What to Demand Before You Commit Capital
Whether you are evaluating a buyout fund, a growth equity manager, or an emerging GP, these are the specific asks your due diligence should cover:
- Net IRR, not gross. The spread can be 400 basis points or more. Gross IRR is a GP metric. Net IRR is your metric.
- IRR with and without subscription line impact. The SEC requires this for registered advisers. Ask for it from everyone.
- DPI by vintage year. A GP with strong IRR but low DPI across multiple vintage years is carrying paper value, not delivering cash.
- TVPI broken into DPI and RVPI. Know how much is real cash versus unrealized marks subject to GP discretion.
- MOIC alongside IRR. A 2.5x in three years is a different investment than a 2.5x in ten years.
- MIRR, or an explanation for why the GP will not provide it. Ask what reinvestment rate assumption is embedded in the reported IRR figure.
- Vintage-year peer comparison against Cambridge Associates or Burgiss benchmarks. Cross-vintage comparisons obscure more than they reveal.
- Continuation vehicle and NAV lending activity. Ask directly whether the fund has sold assets into a continuation vehicle or borrowed against portfolio company NAVs.
Risks to Weigh
Private equity is illiquid by design. You cannot exit when conditions turn unfavorable. Blackstone BCP VIII LPs who committed in 2019 faced a post-2022 rate environment that compressed exit valuations and had no mechanism to reduce exposure. Vintage-year risk is real and largely outside any GP's control: the same team, the same strategy, and the same terms can produce top-quartile returns in one vintage and median returns in the next, depending on entry valuations and exit windows.
Fee structures compound over time. A 2-and-20 structure on a fund that takes 10 years to fully realize means management fees consume a meaningful share of gross returns before carried interest applies. The 5-year Public Market Equivalent for US buyout funds dropped to 1.05 to 1.12 as of 2024, per Cambridge Associates and Bain analysis. After accounting for the illiquidity premium, recent vintage buyout LPs received returns roughly equivalent to public market exposure.
IRR is a useful metric. It is not an honest one when presented in isolation. ILPA's 2025 Performance Template and the SEC's 2024 Marketing Rule FAQ are the first serious structural attempts to close the gap between what IRR says and what LPs receive. Use both as the baseline for what any GP you evaluate should now be able to provide.

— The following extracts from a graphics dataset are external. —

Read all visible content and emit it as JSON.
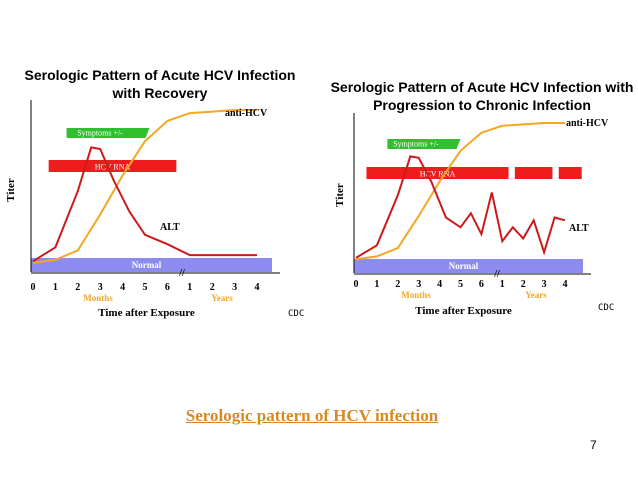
{
  "colors": {
    "antihcv": "#f5a623",
    "alt": "#cc1a1a",
    "hcv_rna": "#ee1c1c",
    "symptoms": "#2fbf2f",
    "normal": "#8c8cf0",
    "caption": "#d48a2a"
  },
  "chart_data": [
    {
      "type": "line",
      "title_lines": [
        "Serologic Pattern of Acute HCV Infection",
        "with Recovery"
      ],
      "ylabel": "Titer",
      "xlabel": "Time after Exposure",
      "x_ticks": [
        "0",
        "1",
        "2",
        "3",
        "4",
        "5",
        "6",
        "1",
        "2",
        "3",
        "4"
      ],
      "x_unit_labels": [
        "Months",
        "Years"
      ],
      "series": [
        {
          "name": "anti-HCV",
          "values": [
            [
              0,
              2
            ],
            [
              1,
              4
            ],
            [
              2,
              10
            ],
            [
              3,
              33
            ],
            [
              4,
              58
            ],
            [
              5,
              80
            ],
            [
              6,
              93
            ],
            [
              7,
              98
            ],
            [
              8,
              99
            ],
            [
              9,
              100
            ],
            [
              10,
              100
            ]
          ]
        },
        {
          "name": "ALT",
          "values": [
            [
              0,
              3
            ],
            [
              1,
              12
            ],
            [
              2,
              48
            ],
            [
              2.6,
              76
            ],
            [
              3,
              75
            ],
            [
              3.6,
              55
            ],
            [
              4.3,
              35
            ],
            [
              5,
              20
            ],
            [
              6,
              14
            ],
            [
              7,
              7
            ],
            [
              8,
              7
            ],
            [
              9,
              7
            ],
            [
              10,
              7
            ]
          ]
        }
      ],
      "bars": [
        {
          "label": "Symptoms +/-",
          "start": 1.5,
          "end": 5.2
        },
        {
          "label": "HCV RNA",
          "start": 0.7,
          "end": 6.4
        }
      ],
      "band_label": "Normal",
      "source": "CDC"
    },
    {
      "type": "line",
      "title_lines": [
        "Serologic Pattern of Acute HCV Infection with",
        "Progression to Chronic Infection"
      ],
      "ylabel": "Titer",
      "xlabel": "Time after Exposure",
      "x_ticks": [
        "0",
        "1",
        "2",
        "3",
        "4",
        "5",
        "6",
        "1",
        "2",
        "3",
        "4"
      ],
      "x_unit_labels": [
        "Months",
        "Years"
      ],
      "series": [
        {
          "name": "anti-HCV",
          "values": [
            [
              0,
              2
            ],
            [
              1,
              4
            ],
            [
              2,
              10
            ],
            [
              3,
              33
            ],
            [
              4,
              58
            ],
            [
              5,
              80
            ],
            [
              6,
              93
            ],
            [
              7,
              98
            ],
            [
              8,
              99
            ],
            [
              9,
              100
            ],
            [
              10,
              100
            ]
          ]
        },
        {
          "name": "ALT",
          "values": [
            [
              0,
              3
            ],
            [
              1,
              12
            ],
            [
              2,
              48
            ],
            [
              2.6,
              76
            ],
            [
              3,
              75
            ],
            [
              3.6,
              58
            ],
            [
              4.3,
              32
            ],
            [
              5,
              25
            ],
            [
              5.5,
              35
            ],
            [
              6,
              20
            ],
            [
              6.5,
              50
            ],
            [
              7,
              15
            ],
            [
              7.5,
              25
            ],
            [
              8,
              17
            ],
            [
              8.5,
              30
            ],
            [
              9,
              7
            ],
            [
              9.5,
              32
            ],
            [
              10,
              30
            ]
          ]
        }
      ],
      "bars": [
        {
          "label": "Symptoms +/-",
          "start": 1.5,
          "end": 5.0
        },
        {
          "label": "HCV RNA",
          "start": 0.5,
          "end": 7.3
        },
        {
          "label": "",
          "start": 7.6,
          "end": 9.4
        },
        {
          "label": "",
          "start": 9.7,
          "end": 10.8
        }
      ],
      "band_label": "Normal",
      "source": "CDC"
    }
  ],
  "caption": "Serologic pattern of HCV infection",
  "page_number": "7"
}
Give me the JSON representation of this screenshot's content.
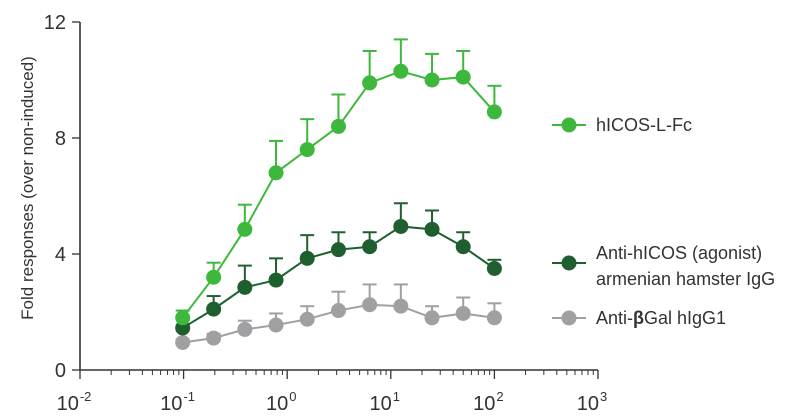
{
  "chart_data": {
    "type": "line",
    "xscale": "log",
    "xlim": [
      0.01,
      1000
    ],
    "ylim": [
      0,
      12
    ],
    "ylabel": "Fold responses (over non-induced)",
    "xlabel": "",
    "x_tick_labels": [
      {
        "base": "10",
        "exp": "-2",
        "value": 0.01
      },
      {
        "base": "10",
        "exp": "-1",
        "value": 0.1
      },
      {
        "base": "10",
        "exp": "0",
        "value": 1
      },
      {
        "base": "10",
        "exp": "1",
        "value": 10
      },
      {
        "base": "10",
        "exp": "2",
        "value": 100
      },
      {
        "base": "10",
        "exp": "3",
        "value": 1000
      }
    ],
    "y_tick_labels": [
      "0",
      "4",
      "8",
      "12"
    ],
    "y_ticks": [
      0,
      4,
      8,
      12
    ],
    "x": [
      0.098,
      0.195,
      0.39,
      0.78,
      1.56,
      3.125,
      6.25,
      12.5,
      25,
      50,
      100
    ],
    "series": [
      {
        "name": "hICOS-L-Fc",
        "color": "#3db83d",
        "values": [
          1.8,
          3.2,
          4.85,
          6.8,
          7.6,
          8.4,
          9.9,
          10.3,
          10.0,
          10.1,
          8.9
        ],
        "errors": [
          0.25,
          0.5,
          0.85,
          1.1,
          1.05,
          1.1,
          1.1,
          1.1,
          0.9,
          0.9,
          0.9
        ]
      },
      {
        "name": "Anti-hICOS (agonist) armenian hamster IgG",
        "name_lines": [
          "Anti-hICOS (agonist)",
          "armenian hamster IgG"
        ],
        "color": "#1f5f2f",
        "values": [
          1.45,
          2.1,
          2.85,
          3.1,
          3.85,
          4.15,
          4.25,
          4.95,
          4.85,
          4.25,
          3.5
        ],
        "errors": [
          0.35,
          0.45,
          0.75,
          0.75,
          0.8,
          0.6,
          0.5,
          0.8,
          0.65,
          0.5,
          0.3
        ]
      },
      {
        "name": "Anti-βGal hIgG1",
        "name_prefix": "Anti-",
        "name_symbol": "β",
        "name_suffix": "Gal hIgG1",
        "color": "#a0a0a2",
        "values": [
          0.95,
          1.1,
          1.4,
          1.55,
          1.75,
          2.05,
          2.25,
          2.2,
          1.8,
          1.95,
          1.8
        ],
        "errors": [
          0.1,
          0.15,
          0.3,
          0.4,
          0.45,
          0.65,
          0.7,
          0.75,
          0.4,
          0.55,
          0.5
        ]
      }
    ],
    "legend_position": "right"
  }
}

Author Disclosure: Jeff Barnes, MBA has no personal position in any company, fund, or platform named in this article. Angel Investors Network has no current commercial relationship with any party mentioned. AIN provides marketing and education services, not investment advice. Past performance does not guarantee future results. All investments involve risk, including loss of principal.